Your dogs are gorgeous, hope you had a Great Christmas, your house looks very beautiful!!


----------



## swishywagga (Nov 13, 2012)

Lovely photos Karen!


----------



## jennretz (Jul 24, 2013)

Merry Christmas! Beautiful boys!


Sent from my iPhone using Tapatalk


----------



## Buddy's mom forever (Jun 23, 2011)

Beautiful photos! Hope you had wonderful Christmas day.


----------



## CAROLINA MOM (May 12, 2009)

Wonderful pictures, the boys look great and your house so festive. 

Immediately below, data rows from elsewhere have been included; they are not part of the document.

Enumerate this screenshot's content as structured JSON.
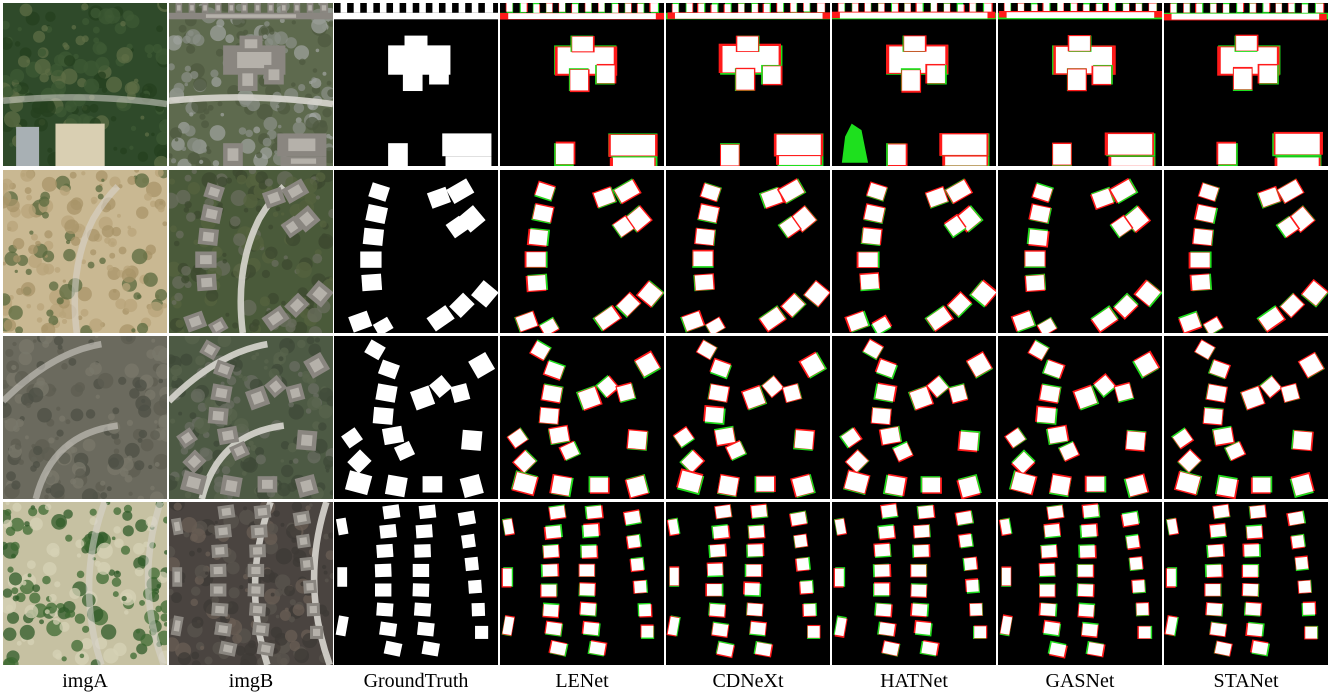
{
  "figure": {
    "columns": [
      {
        "label": "imgA",
        "kind": "photo-a"
      },
      {
        "label": "imgB",
        "kind": "photo-b"
      },
      {
        "label": "GroundTruth",
        "kind": "mask"
      },
      {
        "label": "LENet",
        "kind": "pred"
      },
      {
        "label": "CDNeXt",
        "kind": "pred"
      },
      {
        "label": "HATNet",
        "kind": "pred"
      },
      {
        "label": "GASNet",
        "kind": "pred"
      },
      {
        "label": "STANet",
        "kind": "pred"
      }
    ],
    "rows": [
      {
        "scene": "large-building"
      },
      {
        "scene": "cul-de-sac"
      },
      {
        "scene": "curved-street"
      },
      {
        "scene": "parallel-rows"
      }
    ],
    "colors": {
      "mask_background": "#000000",
      "true_positive": "#ffffff",
      "false_positive": "#ff1a1a",
      "false_negative": "#1ee01e",
      "separator": "#ffffff"
    }
  }
}
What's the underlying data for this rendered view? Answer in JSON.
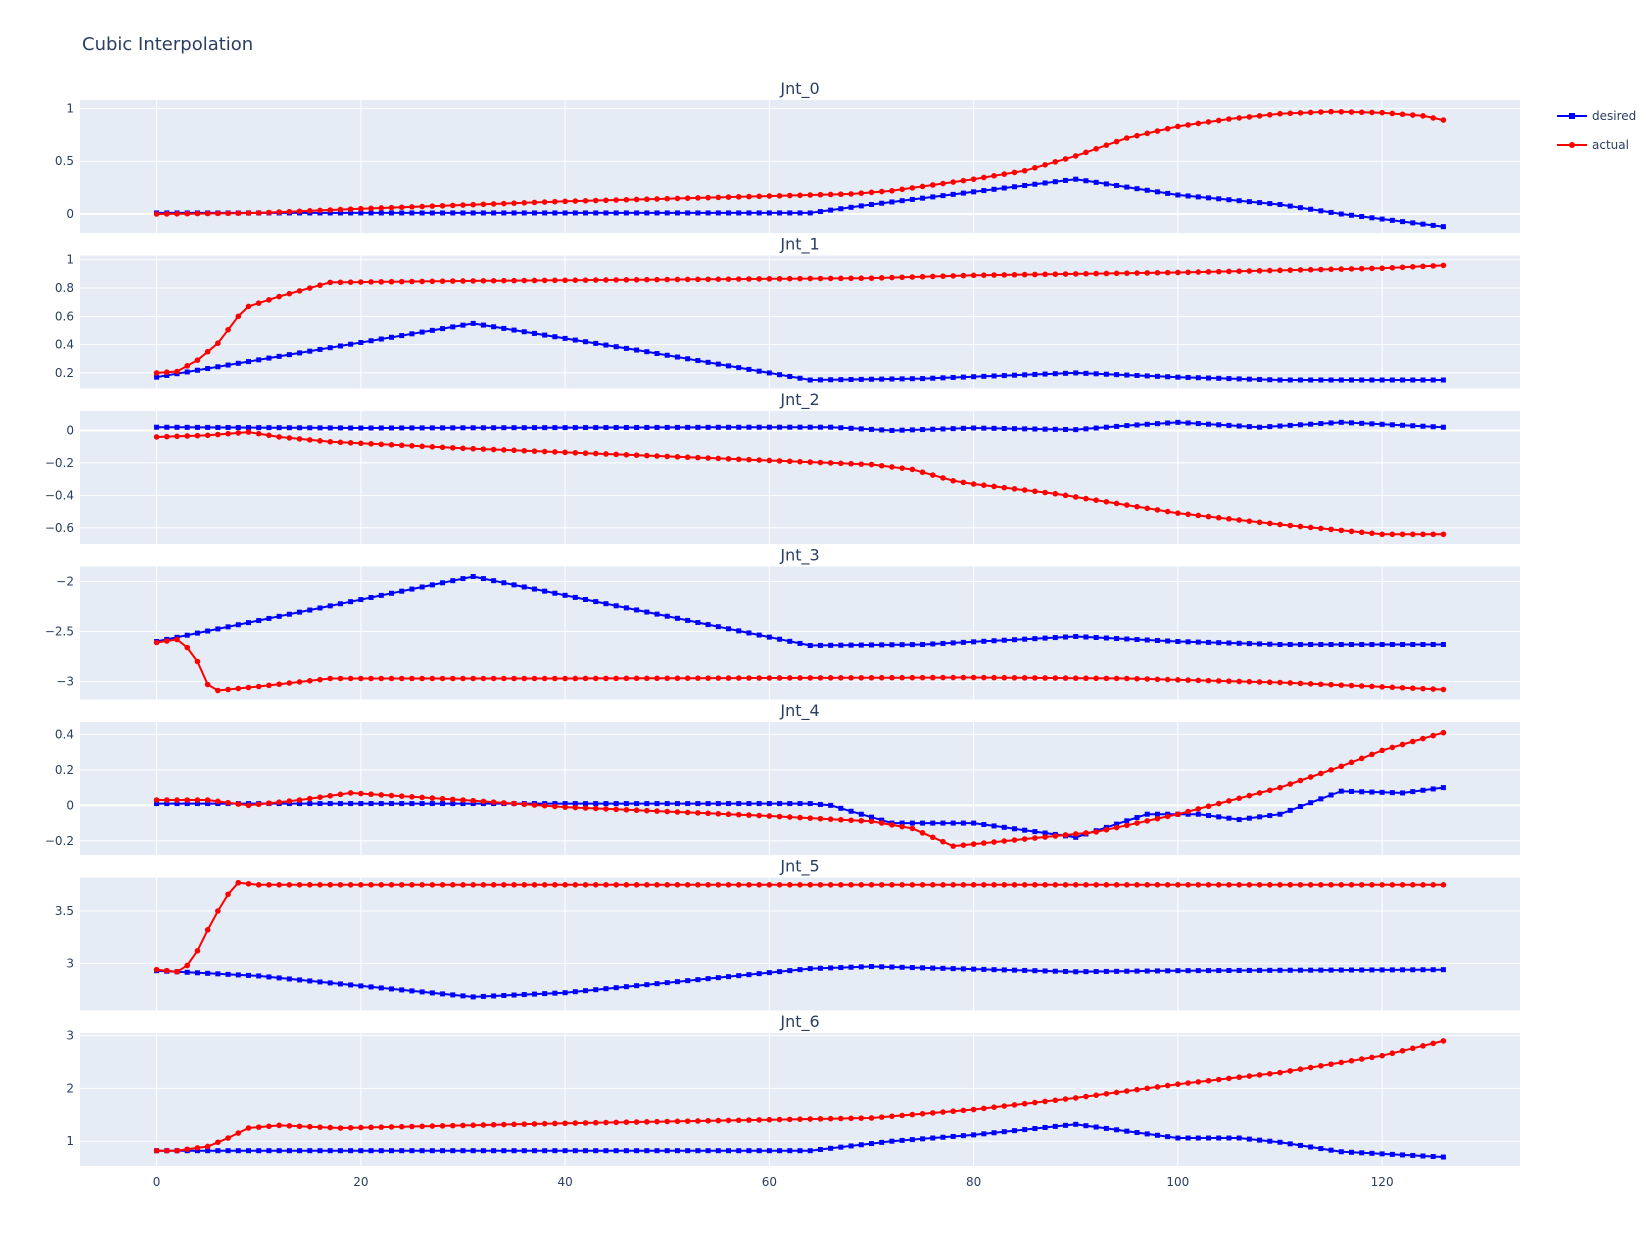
{
  "chart_data": {
    "type": "line",
    "title": "Cubic Interpolation",
    "x_range": [
      -7.5,
      133.5
    ],
    "x_ticks": [
      0,
      20,
      40,
      60,
      80,
      100,
      120
    ],
    "legend": {
      "placement": "top-right",
      "entries": [
        {
          "name": "desired",
          "color": "#0000ff",
          "marker": "square"
        },
        {
          "name": "actual",
          "color": "#ff0000",
          "marker": "circle"
        }
      ]
    },
    "grid": true,
    "colors": {
      "plot_bg": "#e5ecf6",
      "grid": "#ffffff",
      "desired": "#0000ff",
      "actual": "#ff0000"
    },
    "subplots": [
      {
        "title": "Jnt_0",
        "yrange": [
          -0.18,
          1.08
        ],
        "yticks": [
          {
            "v": 0,
            "label": "0"
          },
          {
            "v": 0.5,
            "label": "0.5"
          },
          {
            "v": 1,
            "label": "1"
          }
        ],
        "desired": [
          [
            0,
            0.01
          ],
          [
            64,
            0.01
          ],
          [
            70,
            0.09
          ],
          [
            80,
            0.21
          ],
          [
            90,
            0.33
          ],
          [
            100,
            0.18
          ],
          [
            110,
            0.09
          ],
          [
            116,
            0.0
          ],
          [
            126,
            -0.12
          ]
        ],
        "actual": [
          [
            0,
            0.0
          ],
          [
            10,
            0.01
          ],
          [
            20,
            0.05
          ],
          [
            40,
            0.12
          ],
          [
            60,
            0.17
          ],
          [
            68,
            0.19
          ],
          [
            72,
            0.22
          ],
          [
            80,
            0.33
          ],
          [
            85,
            0.41
          ],
          [
            90,
            0.55
          ],
          [
            95,
            0.72
          ],
          [
            100,
            0.83
          ],
          [
            105,
            0.9
          ],
          [
            110,
            0.95
          ],
          [
            115,
            0.97
          ],
          [
            120,
            0.96
          ],
          [
            124,
            0.93
          ],
          [
            126,
            0.89
          ]
        ]
      },
      {
        "title": "Jnt_1",
        "yrange": [
          0.09,
          1.03
        ],
        "yticks": [
          {
            "v": 0.2,
            "label": "0.2"
          },
          {
            "v": 0.4,
            "label": "0.4"
          },
          {
            "v": 0.6,
            "label": "0.6"
          },
          {
            "v": 0.8,
            "label": "0.8"
          },
          {
            "v": 1,
            "label": "1"
          }
        ],
        "desired": [
          [
            0,
            0.17
          ],
          [
            31,
            0.55
          ],
          [
            48,
            0.35
          ],
          [
            64,
            0.15
          ],
          [
            75,
            0.16
          ],
          [
            90,
            0.2
          ],
          [
            100,
            0.17
          ],
          [
            110,
            0.15
          ],
          [
            126,
            0.15
          ]
        ],
        "actual": [
          [
            0,
            0.2
          ],
          [
            2,
            0.21
          ],
          [
            4,
            0.29
          ],
          [
            6,
            0.41
          ],
          [
            8,
            0.6
          ],
          [
            9,
            0.67
          ],
          [
            12,
            0.74
          ],
          [
            17,
            0.84
          ],
          [
            30,
            0.85
          ],
          [
            50,
            0.86
          ],
          [
            70,
            0.87
          ],
          [
            80,
            0.89
          ],
          [
            100,
            0.91
          ],
          [
            120,
            0.94
          ],
          [
            126,
            0.96
          ]
        ]
      },
      {
        "title": "Jnt_2",
        "yrange": [
          -0.7,
          0.12
        ],
        "yticks": [
          {
            "v": 0,
            "label": "0"
          },
          {
            "v": -0.2,
            "label": "−0.2"
          },
          {
            "v": -0.4,
            "label": "−0.4"
          },
          {
            "v": -0.6,
            "label": "−0.6"
          }
        ],
        "desired": [
          [
            0,
            0.02
          ],
          [
            20,
            0.015
          ],
          [
            60,
            0.02
          ],
          [
            66,
            0.02
          ],
          [
            72,
            0.0
          ],
          [
            80,
            0.015
          ],
          [
            90,
            0.005
          ],
          [
            95,
            0.03
          ],
          [
            100,
            0.05
          ],
          [
            108,
            0.02
          ],
          [
            116,
            0.05
          ],
          [
            126,
            0.02
          ]
        ],
        "actual": [
          [
            0,
            -0.04
          ],
          [
            5,
            -0.03
          ],
          [
            9,
            -0.01
          ],
          [
            12,
            -0.04
          ],
          [
            17,
            -0.07
          ],
          [
            30,
            -0.11
          ],
          [
            50,
            -0.16
          ],
          [
            66,
            -0.2
          ],
          [
            70,
            -0.21
          ],
          [
            74,
            -0.24
          ],
          [
            78,
            -0.31
          ],
          [
            80,
            -0.33
          ],
          [
            88,
            -0.39
          ],
          [
            95,
            -0.46
          ],
          [
            100,
            -0.51
          ],
          [
            110,
            -0.58
          ],
          [
            120,
            -0.64
          ],
          [
            126,
            -0.64
          ]
        ]
      },
      {
        "title": "Jnt_3",
        "yrange": [
          -3.18,
          -1.85
        ],
        "yticks": [
          {
            "v": -2,
            "label": "−2"
          },
          {
            "v": -2.5,
            "label": "−2.5"
          },
          {
            "v": -3,
            "label": "−3"
          }
        ],
        "desired": [
          [
            0,
            -2.6
          ],
          [
            31,
            -1.95
          ],
          [
            64,
            -2.64
          ],
          [
            75,
            -2.63
          ],
          [
            90,
            -2.55
          ],
          [
            100,
            -2.6
          ],
          [
            110,
            -2.63
          ],
          [
            126,
            -2.63
          ]
        ],
        "actual": [
          [
            0,
            -2.61
          ],
          [
            2,
            -2.58
          ],
          [
            3,
            -2.66
          ],
          [
            4,
            -2.8
          ],
          [
            5,
            -3.03
          ],
          [
            6,
            -3.09
          ],
          [
            8,
            -3.07
          ],
          [
            10,
            -3.05
          ],
          [
            17,
            -2.97
          ],
          [
            40,
            -2.97
          ],
          [
            80,
            -2.96
          ],
          [
            95,
            -2.97
          ],
          [
            110,
            -3.01
          ],
          [
            126,
            -3.08
          ]
        ]
      },
      {
        "title": "Jnt_4",
        "yrange": [
          -0.28,
          0.47
        ],
        "yticks": [
          {
            "v": -0.2,
            "label": "−0.2"
          },
          {
            "v": 0,
            "label": "0"
          },
          {
            "v": 0.2,
            "label": "0.2"
          },
          {
            "v": 0.4,
            "label": "0.4"
          }
        ],
        "desired": [
          [
            0,
            0.01
          ],
          [
            40,
            0.01
          ],
          [
            64,
            0.01
          ],
          [
            66,
            0.0
          ],
          [
            72,
            -0.1
          ],
          [
            80,
            -0.1
          ],
          [
            90,
            -0.18
          ],
          [
            97,
            -0.05
          ],
          [
            102,
            -0.05
          ],
          [
            106,
            -0.08
          ],
          [
            110,
            -0.05
          ],
          [
            116,
            0.08
          ],
          [
            122,
            0.07
          ],
          [
            126,
            0.1
          ]
        ],
        "actual": [
          [
            0,
            0.03
          ],
          [
            5,
            0.03
          ],
          [
            9,
            0.0
          ],
          [
            14,
            0.03
          ],
          [
            19,
            0.07
          ],
          [
            30,
            0.03
          ],
          [
            40,
            -0.01
          ],
          [
            60,
            -0.06
          ],
          [
            70,
            -0.09
          ],
          [
            74,
            -0.13
          ],
          [
            78,
            -0.23
          ],
          [
            85,
            -0.19
          ],
          [
            92,
            -0.15
          ],
          [
            100,
            -0.05
          ],
          [
            110,
            0.1
          ],
          [
            116,
            0.22
          ],
          [
            120,
            0.31
          ],
          [
            126,
            0.41
          ]
        ]
      },
      {
        "title": "Jnt_5",
        "yrange": [
          2.55,
          3.82
        ],
        "yticks": [
          {
            "v": 3,
            "label": "3"
          },
          {
            "v": 3.5,
            "label": "3.5"
          }
        ],
        "desired": [
          [
            0,
            2.93
          ],
          [
            10,
            2.88
          ],
          [
            31,
            2.68
          ],
          [
            40,
            2.72
          ],
          [
            64,
            2.95
          ],
          [
            70,
            2.97
          ],
          [
            90,
            2.92
          ],
          [
            100,
            2.93
          ],
          [
            126,
            2.94
          ]
        ],
        "actual": [
          [
            0,
            2.94
          ],
          [
            2,
            2.92
          ],
          [
            3,
            2.98
          ],
          [
            4,
            3.12
          ],
          [
            5,
            3.32
          ],
          [
            6,
            3.5
          ],
          [
            7,
            3.66
          ],
          [
            8,
            3.77
          ],
          [
            10,
            3.75
          ],
          [
            126,
            3.75
          ]
        ]
      },
      {
        "title": "Jnt_6",
        "yrange": [
          0.53,
          3.05
        ],
        "yticks": [
          {
            "v": 1,
            "label": "1"
          },
          {
            "v": 2,
            "label": "2"
          },
          {
            "v": 3,
            "label": "3"
          }
        ],
        "desired": [
          [
            0,
            0.82
          ],
          [
            64,
            0.82
          ],
          [
            72,
            1.0
          ],
          [
            80,
            1.12
          ],
          [
            90,
            1.32
          ],
          [
            100,
            1.06
          ],
          [
            106,
            1.06
          ],
          [
            110,
            0.98
          ],
          [
            116,
            0.8
          ],
          [
            126,
            0.7
          ]
        ],
        "actual": [
          [
            0,
            0.82
          ],
          [
            2,
            0.82
          ],
          [
            5,
            0.9
          ],
          [
            7,
            1.06
          ],
          [
            9,
            1.25
          ],
          [
            12,
            1.3
          ],
          [
            18,
            1.25
          ],
          [
            40,
            1.34
          ],
          [
            70,
            1.44
          ],
          [
            80,
            1.6
          ],
          [
            90,
            1.82
          ],
          [
            100,
            2.08
          ],
          [
            110,
            2.3
          ],
          [
            120,
            2.62
          ],
          [
            126,
            2.9
          ]
        ]
      }
    ]
  }
}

Merry Christmas to you all, best wishes in the New Year!


----------



## LynnC (Nov 14, 2015)

Hope you had a wonderful Christmas! Your pups are gorgeous


----------



## tikiandme (May 16, 2010)

Merry Christmas, Karen. Your dogs are beautiful!


----------



## KKaren (Oct 29, 2014)

Merry Christmas Karen, Love seeing Tucker and Tonka's pictures. Such beautiful pups and looking very happy.


----------



## Jessie'sGirl (Aug 30, 2010)

Tucker and Tonka are both beautiful. Loved seeing their pictures.


----------



## Karen519 (Aug 21, 2006)

*Thank you.*

Thank you all for the nice comments. It's been a LONG time since I posted pic of the boys.
Happy 2018 to all!!


----------



## CAROLINA MOM (May 12, 2009)

Karen519 said:


> Thank you all for the nice comments. It's been a LONG time since I posted pic of the boys.
> Happy 2018 to all!!


Best Wishes to you all in the New Year!


----------



## sophieanne (Feb 4, 2014)

It looks like a very nice Christmas holiday was had by all . Tucker and Tonka look very happy in the pics! Happy New Year Karen and family!


----------